Гренфорс и так всегда норовил вмешаться и проконтролировать работу репортёра, но сейчас без него и шагу было не ступить. «Интересно, это из-за постоянного давления и урезанного бюджета?» — думал Юхан. Персонал новостных программ то и дело сокращали, поредевшим отделам приходилось выдавать результат за счёт собственных сил и нервов и пониженного качества.
Вот чем нравилась Юхану работа на Готланде: редактор был далеко и лишь отголоски его постоянного недовольства и терзаний доходили до острова.
Четверг, 1 июля
Опасения комиссара Кнутаса оправдались: новость про обезглавленную лошадь вызвала бурную реакцию.

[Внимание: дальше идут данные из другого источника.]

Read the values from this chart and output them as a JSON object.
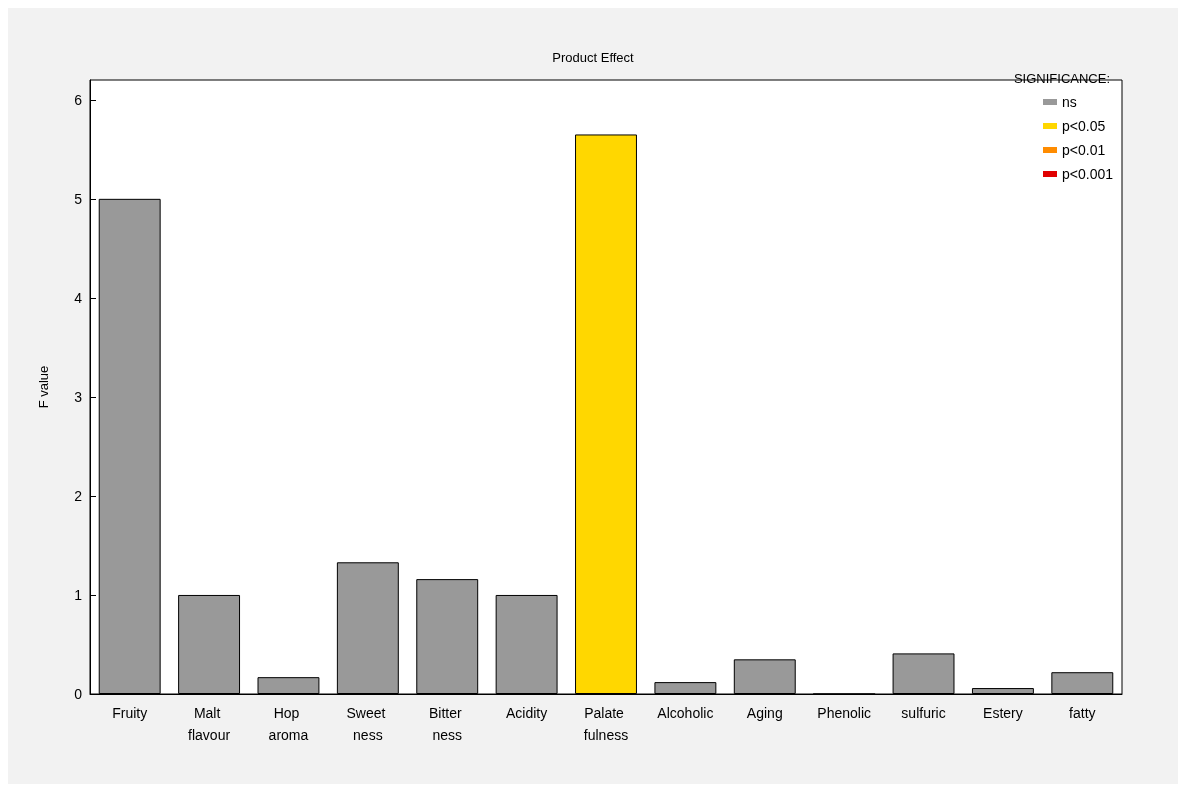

С половины восьмого утра — того самого момента, как Андерс вошёл в офис, — телефон уже успел раскалиться. Звонили представители местных властей, коннозаводчики, защитники прав животных, веганы[1] и самые обычные люди. Все требовали, чтобы полиция как можно быстрее схватила мерзавцев, совершивших злодеяние.
Собравшиеся на совещание в восемь утра, все как один, шуршали утренними газетами, когда в комнату вошёл Кнутас.
Ларс Норби только что вернулся из двухнедельного отпуска на Канарах. Он приехал поздно вечером накануне и сейчас сидел, уткнувшись в газету. Пресс-секретарь был высоким тёмноволосым мужчиной, его кожу покрывал приятный загар. Норби проработал в полиции Висбю не меньше, чем Кнутас, и числился заместителем комиссара. Ларс, несколько флегматичный, был аккуратным и надёжным сотрудником. Ничего оригинального от него ждать не приходилось, зато Кнутас всегда мог быть уверен в нём.
Встреча открылась обсуждением работы журналистов.
— Уму непостижимо, каким образом девочки появились в репортаже! — вступила Карин. — Ведь им доходчиво объяснили, что ни в коем случае нельзя давать никаких интервью.
— Этот Берг из «Региональных новостей» просто засранец — так манипулировать детьми, это ж надо! Чёртов идиот! — взорвался Витберг.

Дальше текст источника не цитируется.